Chafit membeberkan apa saja upaya yang bisa dilakukan untuk mengembangkan bisnis di bidang Bahasa dan Sastra yaitu membangun personal branding. Kita ingin dikenal sebagai apa, bisa dilakukan dengan cara memanfaatkan media sosial, mengikuti kompetisi, aktif dalam forum, tumbuhkan rasa percaya diri dan jadi diri sendiri jangan tergoda untuk ikut-ikutan atau menjadi orang lain, mintalah testimoni dan endorsement kepada tokoh-tokoh yang bisa mengangkat nama kita. Kita bisa belajar dari kisah sukses orang-orang yang berhasil membangun kerajaan bisnisnya seperti Belva Diarra (Ruang Guru), Ivan Lanin (Nara Bahasa), dan Valerie Patkar (Novelis), “Banyak orang yang sukses punya bisnis, dan sukses di karirnya berangkat dari potensi yang ada pada dirinya, mencintai karena passionnya kemudian mengembangkannya dengan giat berlatih, membangun jejaring hingga namanya dikenal. Semoga dari seminar ini akan muncul calon milenialpreneur yang baru,” tutup Chafit.
Materi kedua disampaikan oleh Ali Muakhir, seorang penulis yang sudah bergelut di bidang penerbitan sejak tahun 2000 dan sudah menulis sejumlah 333 judul buku. Pada kesempatan tersebut Ali berbagi ilmu tentang peluang, tantangan, media digital, dan branding bagi penulis di era digital. “Menulis tidak harus sudah menjadi seorang penulis karena menulis adalah soft skill yang wajib dimiliki semua orang. Bidang apapun pasti terkait dengan kepenulisan apalagi di era digital seperti sekarang tidak ada yang namanya ketinggalan selagi mau berusaha untuk mengikutinya,” jelasnya.

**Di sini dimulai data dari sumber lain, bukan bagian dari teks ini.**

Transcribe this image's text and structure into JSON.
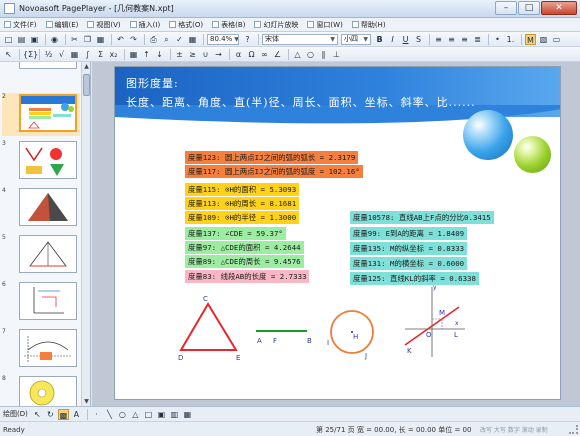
{
  "window": {
    "title": "Novoasoft PagePlayer - [几何教案N.xpt]",
    "minimize": "–",
    "maximize": "□",
    "close": "✕"
  },
  "menu": [
    {
      "label": "文件(F)"
    },
    {
      "label": "编辑(E)"
    },
    {
      "label": "视图(V)"
    },
    {
      "label": "插入(I)"
    },
    {
      "label": "格式(O)"
    },
    {
      "label": "表格(B)"
    },
    {
      "label": "幻灯片放映"
    },
    {
      "label": "窗口(W)"
    },
    {
      "label": "帮助(H)"
    }
  ],
  "toolbar": {
    "zoom": "80.4%",
    "font": "宋体",
    "size": "小四",
    "bold": "B",
    "italic": "I",
    "underline": "U",
    "shadow": "S",
    "left": "A"
  },
  "thumbnails": [
    {
      "number": "1"
    },
    {
      "number": "2"
    },
    {
      "number": "3"
    },
    {
      "number": "4"
    },
    {
      "number": "5"
    },
    {
      "number": "6"
    },
    {
      "number": "7"
    },
    {
      "number": "8"
    }
  ],
  "slide": {
    "header_line1": "图形度量:",
    "header_line2": "长度、距离、角度、直(半)径、周长、面积、坐标、斜率、比......",
    "measurements_left": [
      {
        "text": "度量123: 圆上两点IJ之间的弧的弧长 = 2.3179",
        "color": "#f5803e"
      },
      {
        "text": "度量117: 圆上两点IJ之间的弧的弧度 = 102.16°",
        "color": "#f5803e"
      },
      {
        "text": "度量115: ⊙H的面积 = 5.3093",
        "color": "#ffd21a"
      },
      {
        "text": "度量113: ⊙H的周长 = 8.1681",
        "color": "#ffd21a"
      },
      {
        "text": "度量109: ⊙H的半径 = 1.3000",
        "color": "#ffd21a"
      },
      {
        "text": "度量137: ∠CDE = 59.37°",
        "color": "#9ceda2"
      },
      {
        "text": "度量97: △CDE的面积 = 4.2644",
        "color": "#9ceda2"
      },
      {
        "text": "度量89: △CDE的周长 = 9.4576",
        "color": "#9ceda2"
      },
      {
        "text": "度量83: 线段AB的长度 = 2.7333",
        "color": "#f7b7c4"
      }
    ],
    "measurements_right": [
      {
        "text": "度量10578: 直线AB上F点的分比0.3415",
        "color": "#7ee0d8"
      },
      {
        "text": "度量99: E到A的距离 = 1.8409",
        "color": "#7ee0d8"
      },
      {
        "text": "度量135: M的纵坐标 = 0.8333",
        "color": "#7ee0d8"
      },
      {
        "text": "度量131: M的横坐标 = 0.6000",
        "color": "#7ee0d8"
      },
      {
        "text": "度量125: 直线KL的斜率 = 0.6338",
        "color": "#7ee0d8"
      }
    ],
    "figure_labels": {
      "C": "C",
      "D": "D",
      "E": "E",
      "A": "A",
      "F": "F",
      "B": "B",
      "H": "H",
      "I": "I",
      "J": "J",
      "M": "M",
      "O": "O",
      "K": "K",
      "L": "L",
      "x": "x",
      "y": "y"
    }
  },
  "drawbar": {
    "label": "绘图(D)"
  },
  "status": {
    "left": "Ready",
    "page": "第 25/71 页  宽 = 00.00, 长 = 00.00 单位 = 00",
    "modes": "改写  大写  数字  滚动  录制"
  }
}
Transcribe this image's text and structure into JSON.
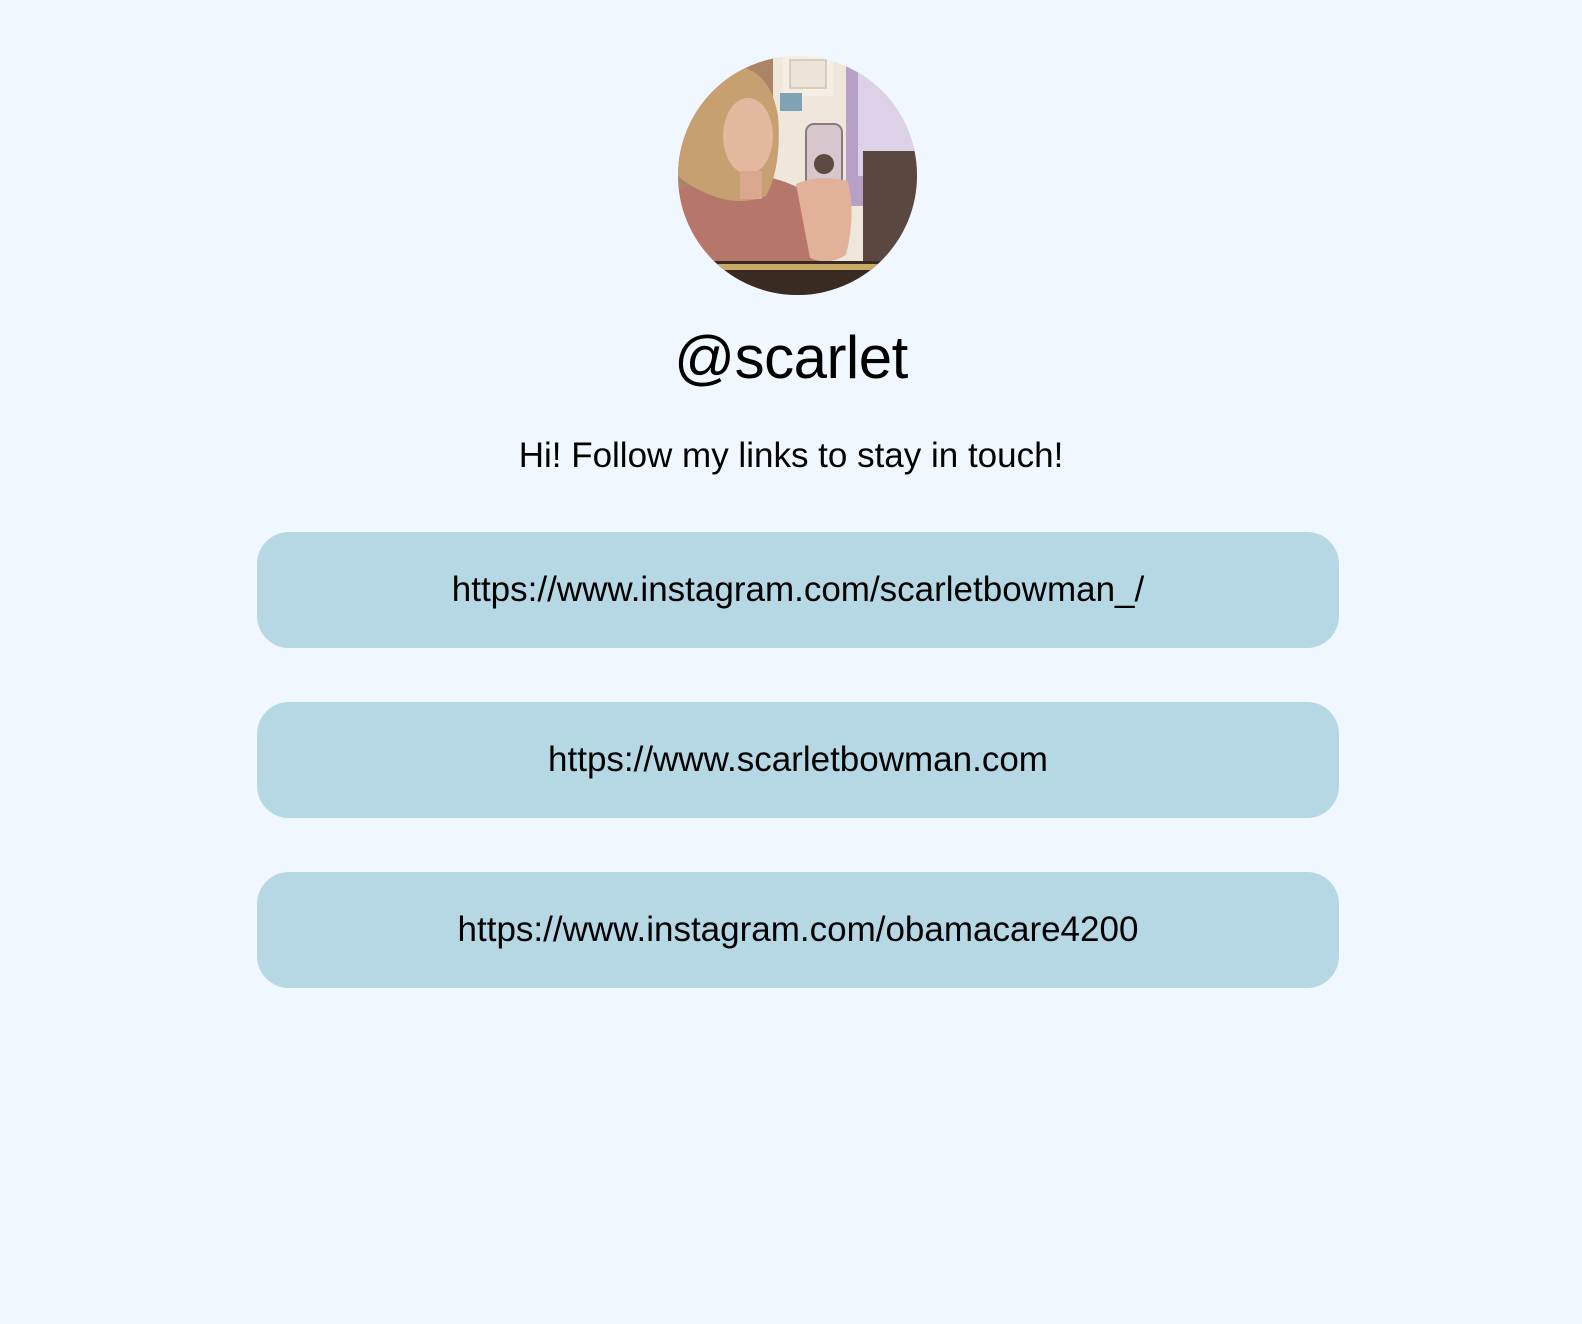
{
  "profile": {
    "handle": "@scarlet",
    "bio": "Hi! Follow my links to stay in touch!"
  },
  "links": [
    {
      "label": "https://www.instagram.com/scarletbowman_/"
    },
    {
      "label": "https://www.scarletbowman.com"
    },
    {
      "label": "https://www.instagram.com/obamacare4200"
    }
  ],
  "colors": {
    "background": "#f0f7fe",
    "link_button": "#b5d8e4",
    "text": "#000000"
  }
}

Menurutnya, seiring dengan beralihnya media dari media konvensional kearah media digital membuat siapa pun mudah mengakses media sehingga peluang penulis di era digital sangat besar. Menulis di era digital tidak hanya menulis berita, esai, cerpen, novel, skenario, dan jenis-jenis tulisan lain yang biasa ditulis, melainkan juga berpeluang pada jenis-jenis tulisan yang dibutuhkan di era digital Content Writer, Copy Writer, Script Writer, UX Writer, Technical Writer, dan penulis/pembuat konten digital di platform online.
“Tantangan penulis di era digital adalah tantangan internal dan eksternal. Kita bisa memilih banyak hal sejauh apa kita bisa mengukur skill kita, mau fokus menulis apa, di media mana, serta konsistensi dalam menulis menjadi tantangan yang datang dari diri kita sendiri. Sedangkan tantangan eksternal bisa datang dari banyak bermunculan penulis baru yang kadang tak terduga, munculnya platform media baru yang menuntut kita harus selalu beradaptasi dengan pengetahuan baru, dunia yang cepat berubah, serta penulis jaman sekarang ingin serba instan atau cepat menghasilkan,” sambung Ali.
“Membangun branding atau aktivitas memasarkan diri bagi seorang penulis bisa dimulai dari menentukan persona, misal sebagai Penulis Bacaan Anak. Selanjutnya menentukan media branding dimana cara yang paling mudah adalah melalui media sosial, konsisten dalam membangun branding, dan nikmati hasilnya meski perlu waktu namun hasilnya akan pasti didapat,” pungkasnya.